Some measurement, however imperfect, is important to keep doctors honest and patients informed. One step may be to solicit more physician input into the measures they feel most accurately capture the value of their care. Another is to ensure that all measures are carefully adjusted for patients’ medical and social complexity.
While doctors are generally skeptical of online reviews, such feedback will almost certainly be part of the solution. Already, more than three-quarters of patients use online reviews to find a new doctor, though concerns persist about their accuracy and representativeness. (They’re not always written by the patient receiving care, for example.)
A program at the University of Utah offers a possible path forward. In 2012, the university’s health system became the first major academic center to release patient-satisfaction data and unedited comments to the public. Reviews are presented in a consumer-friendly format – similar to Yelp or TripAdvisor. More than two dozen other health systems – including Stanford, the Cleveland Clinic, the University of Pittsburgh and Duke – have followed suit.
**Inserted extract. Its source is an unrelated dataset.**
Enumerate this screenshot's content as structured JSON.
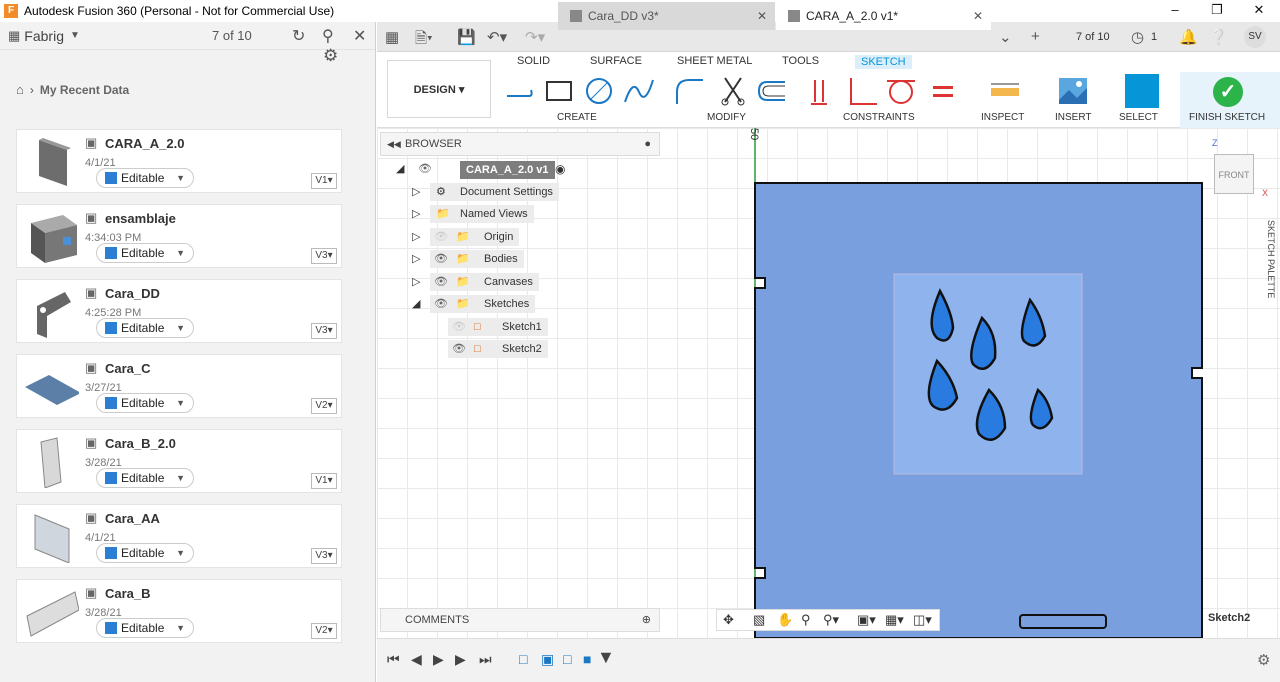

Some worry that this approach overemphasizes patient satisfaction and undervalues objective outcomes, but research suggests that good patient experience is often correlated with better quality.
More generally, while hospital- and health-system-level evaluations also have problems, there’s some evidence to suggest that measuring quality at the organizational level is more feasible and reliable than it is for individual physicians. It may be more effective for payers to experiment with measurement and payment reforms for health organizations – bundled payments, per capita payments, funding for behavioral health and social support – and allow organizational leaders to review doctor performance internally, which is how some leading health systems already assess and compensate their clinicians.
Despite prolonged and costly attempts, insurers and governments have not been able to accurately measure a doctor’s value and won’t be able to anytime soon. No currently available measures, for example, would have captured my co-resident’s worth as a physician. And yet, every doctor in our program knew of his worth, and every patient he cared for benefited.
Khullar is a physician at NewYork-Presbyterian Hospital, a researcher at the Weill Cornell Department of Healthcare Policy and Research, and director of policy dissemination at the Physicians Foundation Center for Physician Practice and Leadership.